A Central do Brasil é outro exemplo do estilo no Rio de Janeiro.
O que é concreto armado?
É uma técnica que utiliza suportes, ou moldes, para assentar o concreto. A armação consiste em vigas de sustentação, vergalhões de diferentes espessuras e redes metálicas que dão a forma final. Também chamadas de mantas, são uma espécie de “cama” onde se joga a argamassa.
O Cristo é maciço?
Não, o Redentor é “oco” como um prédio, com “andares” e “paredes”.
O Cristo tem tijolos?
Não. Toda a estrutura é de concreto armado, até o pedestal.
Quem construiu o Cristo?
Centenas de operários brasileiros liderados por:
- Heitor da Silva Costa — engenheiro e arquiteto, vencedor do concurso nacional em 1921;
- Heitor Levy —mestre de obras;
- Pedro Fernandes Viana — engenheiro fiscal.
Quem desenhou o Cristo?
Sob críticas da Igreja e de acadêmicos, Silva Costa abandonou o projeto que ficou apelidado de Cristo da Bola e decidiu fazer um Jesus de braços abertos (entenda no vídeo abaixo). O pintor Carlos Oswald desenhou a ideia, e Silva Costa escolheu em Paris o escultor Maximilien Paul Landowski para a imagem definitiva. Landowski já era um expoente em art-déco.

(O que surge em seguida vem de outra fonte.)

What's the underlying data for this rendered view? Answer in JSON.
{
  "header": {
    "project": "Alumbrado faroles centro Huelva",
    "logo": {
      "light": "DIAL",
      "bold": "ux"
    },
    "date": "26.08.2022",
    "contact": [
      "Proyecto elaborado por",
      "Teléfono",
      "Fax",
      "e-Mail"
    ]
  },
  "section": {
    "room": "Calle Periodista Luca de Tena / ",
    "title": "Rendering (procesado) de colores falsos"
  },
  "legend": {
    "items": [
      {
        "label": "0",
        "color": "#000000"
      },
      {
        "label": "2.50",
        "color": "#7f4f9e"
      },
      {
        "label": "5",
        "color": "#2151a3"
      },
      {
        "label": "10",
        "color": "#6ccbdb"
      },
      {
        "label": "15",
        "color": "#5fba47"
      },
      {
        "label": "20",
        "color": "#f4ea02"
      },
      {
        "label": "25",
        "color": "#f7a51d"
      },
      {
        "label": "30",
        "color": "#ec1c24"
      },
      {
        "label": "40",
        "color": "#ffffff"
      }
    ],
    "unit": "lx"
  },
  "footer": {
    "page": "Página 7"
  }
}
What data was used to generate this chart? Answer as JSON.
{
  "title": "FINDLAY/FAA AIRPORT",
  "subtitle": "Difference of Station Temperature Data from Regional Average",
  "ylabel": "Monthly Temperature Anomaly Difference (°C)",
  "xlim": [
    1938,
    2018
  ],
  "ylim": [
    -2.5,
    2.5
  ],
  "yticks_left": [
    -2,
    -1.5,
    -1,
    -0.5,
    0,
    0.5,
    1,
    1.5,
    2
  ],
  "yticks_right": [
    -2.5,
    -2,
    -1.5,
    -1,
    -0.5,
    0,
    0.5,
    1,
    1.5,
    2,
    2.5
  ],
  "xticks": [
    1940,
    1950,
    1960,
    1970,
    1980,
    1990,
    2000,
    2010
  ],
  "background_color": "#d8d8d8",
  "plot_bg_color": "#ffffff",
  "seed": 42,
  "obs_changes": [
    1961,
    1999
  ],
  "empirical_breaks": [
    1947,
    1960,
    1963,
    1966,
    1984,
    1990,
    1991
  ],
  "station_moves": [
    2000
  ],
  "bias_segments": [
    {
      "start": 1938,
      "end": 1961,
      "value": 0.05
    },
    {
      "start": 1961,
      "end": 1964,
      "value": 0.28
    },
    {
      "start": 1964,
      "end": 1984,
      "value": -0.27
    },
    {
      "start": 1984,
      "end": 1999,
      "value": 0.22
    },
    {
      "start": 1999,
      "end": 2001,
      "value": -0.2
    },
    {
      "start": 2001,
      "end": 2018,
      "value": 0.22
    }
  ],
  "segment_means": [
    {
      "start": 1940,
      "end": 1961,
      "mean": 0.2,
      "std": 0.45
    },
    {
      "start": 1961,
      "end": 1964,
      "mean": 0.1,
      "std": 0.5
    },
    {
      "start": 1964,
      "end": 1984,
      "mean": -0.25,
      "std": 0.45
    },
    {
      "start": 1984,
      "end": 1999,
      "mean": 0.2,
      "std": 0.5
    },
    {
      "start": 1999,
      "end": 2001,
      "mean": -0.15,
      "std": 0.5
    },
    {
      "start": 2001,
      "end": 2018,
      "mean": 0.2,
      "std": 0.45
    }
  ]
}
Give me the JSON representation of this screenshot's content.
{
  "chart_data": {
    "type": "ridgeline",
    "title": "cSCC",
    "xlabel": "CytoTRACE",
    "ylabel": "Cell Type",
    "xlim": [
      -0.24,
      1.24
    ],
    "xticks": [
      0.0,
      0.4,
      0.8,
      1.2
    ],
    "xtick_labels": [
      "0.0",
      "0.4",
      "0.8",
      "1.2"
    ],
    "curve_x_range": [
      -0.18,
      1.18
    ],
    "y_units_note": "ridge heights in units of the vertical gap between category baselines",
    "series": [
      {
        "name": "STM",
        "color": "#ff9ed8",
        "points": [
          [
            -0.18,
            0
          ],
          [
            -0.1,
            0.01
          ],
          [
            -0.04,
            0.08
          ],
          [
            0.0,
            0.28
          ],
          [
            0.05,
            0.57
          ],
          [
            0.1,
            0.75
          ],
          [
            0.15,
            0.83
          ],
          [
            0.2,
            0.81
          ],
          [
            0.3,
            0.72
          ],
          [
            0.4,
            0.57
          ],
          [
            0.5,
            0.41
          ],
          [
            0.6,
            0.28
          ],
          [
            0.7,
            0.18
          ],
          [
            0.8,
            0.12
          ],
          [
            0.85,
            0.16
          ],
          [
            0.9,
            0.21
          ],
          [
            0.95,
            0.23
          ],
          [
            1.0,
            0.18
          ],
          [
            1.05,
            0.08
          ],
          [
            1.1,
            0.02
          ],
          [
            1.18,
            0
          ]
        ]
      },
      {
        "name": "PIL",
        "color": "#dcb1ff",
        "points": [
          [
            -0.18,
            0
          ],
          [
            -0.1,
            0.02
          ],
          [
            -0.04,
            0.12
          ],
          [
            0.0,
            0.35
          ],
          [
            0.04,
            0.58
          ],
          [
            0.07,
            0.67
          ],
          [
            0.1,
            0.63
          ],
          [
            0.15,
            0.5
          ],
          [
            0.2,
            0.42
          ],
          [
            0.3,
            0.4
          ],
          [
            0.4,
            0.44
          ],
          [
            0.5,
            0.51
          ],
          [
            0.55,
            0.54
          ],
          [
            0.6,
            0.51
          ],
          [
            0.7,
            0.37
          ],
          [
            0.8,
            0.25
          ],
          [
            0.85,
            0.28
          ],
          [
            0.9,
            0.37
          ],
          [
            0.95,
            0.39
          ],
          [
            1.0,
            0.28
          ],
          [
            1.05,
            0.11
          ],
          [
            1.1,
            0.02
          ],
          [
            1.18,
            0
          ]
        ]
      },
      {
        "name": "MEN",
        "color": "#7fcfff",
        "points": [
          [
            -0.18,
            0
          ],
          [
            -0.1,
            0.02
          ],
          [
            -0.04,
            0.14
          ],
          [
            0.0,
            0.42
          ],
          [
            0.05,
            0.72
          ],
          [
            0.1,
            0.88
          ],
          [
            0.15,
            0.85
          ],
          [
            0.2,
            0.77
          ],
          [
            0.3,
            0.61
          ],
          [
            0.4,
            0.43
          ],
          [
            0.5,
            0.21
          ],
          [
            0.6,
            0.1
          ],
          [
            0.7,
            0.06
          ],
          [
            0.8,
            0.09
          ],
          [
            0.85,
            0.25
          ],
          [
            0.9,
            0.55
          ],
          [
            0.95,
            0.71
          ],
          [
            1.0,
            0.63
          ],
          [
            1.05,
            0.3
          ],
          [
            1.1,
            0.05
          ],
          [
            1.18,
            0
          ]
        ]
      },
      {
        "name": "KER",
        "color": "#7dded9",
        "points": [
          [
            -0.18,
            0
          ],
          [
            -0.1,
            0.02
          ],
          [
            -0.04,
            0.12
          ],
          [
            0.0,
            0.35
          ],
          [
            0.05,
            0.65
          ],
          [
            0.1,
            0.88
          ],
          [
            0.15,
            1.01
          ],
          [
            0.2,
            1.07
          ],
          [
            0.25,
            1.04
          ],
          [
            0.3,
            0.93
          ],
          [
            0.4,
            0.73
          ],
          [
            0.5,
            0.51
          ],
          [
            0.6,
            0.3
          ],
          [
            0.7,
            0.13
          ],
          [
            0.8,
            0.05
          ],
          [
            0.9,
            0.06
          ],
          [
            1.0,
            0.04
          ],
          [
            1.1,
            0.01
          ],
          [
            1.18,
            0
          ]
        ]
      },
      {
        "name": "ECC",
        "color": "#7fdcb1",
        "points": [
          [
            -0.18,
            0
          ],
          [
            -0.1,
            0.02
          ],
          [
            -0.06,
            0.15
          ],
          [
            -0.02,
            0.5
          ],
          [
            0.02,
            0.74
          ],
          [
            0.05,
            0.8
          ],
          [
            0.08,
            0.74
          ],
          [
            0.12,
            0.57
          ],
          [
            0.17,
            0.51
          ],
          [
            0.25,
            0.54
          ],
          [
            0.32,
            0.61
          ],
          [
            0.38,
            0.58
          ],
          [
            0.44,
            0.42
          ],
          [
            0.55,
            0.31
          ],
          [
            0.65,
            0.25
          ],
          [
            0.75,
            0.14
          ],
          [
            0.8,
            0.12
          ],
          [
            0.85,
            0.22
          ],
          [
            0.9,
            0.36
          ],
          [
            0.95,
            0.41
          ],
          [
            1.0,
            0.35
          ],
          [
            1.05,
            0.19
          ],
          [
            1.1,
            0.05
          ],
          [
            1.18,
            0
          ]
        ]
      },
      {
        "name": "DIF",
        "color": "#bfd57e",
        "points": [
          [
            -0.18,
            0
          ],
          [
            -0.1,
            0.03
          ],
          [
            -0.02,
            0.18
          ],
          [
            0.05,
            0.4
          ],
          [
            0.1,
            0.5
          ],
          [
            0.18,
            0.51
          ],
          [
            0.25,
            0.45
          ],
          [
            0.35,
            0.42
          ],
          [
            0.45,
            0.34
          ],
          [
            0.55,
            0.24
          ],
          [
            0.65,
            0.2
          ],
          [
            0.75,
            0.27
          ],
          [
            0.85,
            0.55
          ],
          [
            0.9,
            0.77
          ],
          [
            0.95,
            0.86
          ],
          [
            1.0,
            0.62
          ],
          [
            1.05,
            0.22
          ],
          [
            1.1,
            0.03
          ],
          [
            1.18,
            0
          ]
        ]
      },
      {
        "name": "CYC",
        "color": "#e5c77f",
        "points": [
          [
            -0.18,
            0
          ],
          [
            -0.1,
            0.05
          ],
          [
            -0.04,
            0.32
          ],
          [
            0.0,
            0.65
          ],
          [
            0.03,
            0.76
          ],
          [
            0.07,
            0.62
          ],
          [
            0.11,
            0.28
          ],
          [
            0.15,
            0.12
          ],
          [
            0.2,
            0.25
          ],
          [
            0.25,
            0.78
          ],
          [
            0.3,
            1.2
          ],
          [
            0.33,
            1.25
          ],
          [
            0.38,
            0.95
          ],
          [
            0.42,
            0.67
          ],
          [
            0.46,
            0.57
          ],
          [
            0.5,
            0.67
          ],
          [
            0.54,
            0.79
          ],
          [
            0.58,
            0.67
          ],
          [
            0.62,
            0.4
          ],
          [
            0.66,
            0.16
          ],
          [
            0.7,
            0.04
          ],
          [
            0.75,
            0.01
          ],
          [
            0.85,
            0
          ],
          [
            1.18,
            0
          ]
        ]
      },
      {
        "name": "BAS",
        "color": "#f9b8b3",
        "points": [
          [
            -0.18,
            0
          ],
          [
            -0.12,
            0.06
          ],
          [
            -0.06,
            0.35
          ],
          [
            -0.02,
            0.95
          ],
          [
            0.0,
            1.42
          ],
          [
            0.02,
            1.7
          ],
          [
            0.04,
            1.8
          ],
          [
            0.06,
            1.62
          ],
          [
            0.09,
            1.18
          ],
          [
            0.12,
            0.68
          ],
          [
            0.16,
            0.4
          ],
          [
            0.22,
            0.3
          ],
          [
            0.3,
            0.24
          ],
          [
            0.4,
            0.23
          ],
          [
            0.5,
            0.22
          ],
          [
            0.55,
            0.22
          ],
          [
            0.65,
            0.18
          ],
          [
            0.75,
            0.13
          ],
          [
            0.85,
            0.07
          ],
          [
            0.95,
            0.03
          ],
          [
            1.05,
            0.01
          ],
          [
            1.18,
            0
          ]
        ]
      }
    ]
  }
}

Como Landowski construiu o Cristo?
O escultor jamais pisou no Rio — nem durante a obra, nem após a inauguração —, pois era bastante requisitado. A solução encontrada foi fazer uma miniatura em gesso de 4 metros de altura — o Cristo do Corcovado seria quase oito vezes maior, com 30 metros (sem o pedestal) — e trabalhar com quadrículas e moldes, que iriam para o Rio de navio.
O que são quadrículas?
É uma técnica tão antiga quanto as Pirâmides do Egito. Consiste em desenhos em escala que, ampliados, ainda guardam todos os detalhes do projeto.
Como o Cristo foi quadriculado?
Landowski e Silva Costa recorreram a Albert Caquot, engenheiro, para fazer todos os cálculos estruturais. O primeiro passo dos dois franceses foi cobrir a miniatura de gesso com dezenas de arames, como se fosse para amarrá-la, dos pés aos braços, até os punhos. Esses arames foram retirados, e o contorno de cada um foi transposto para folhas de papel quadriculadas.
É a mesma lógica para fazer um molde de plástico em 3D. As impressoras tridimensionais vão depositando os filamentos de baixo para cima, plano após plano. Assim foi com o Cristo de Landowski e Caquot, que mandaram essas instruções em um roteiro de dezenas de desenhos empilháveis.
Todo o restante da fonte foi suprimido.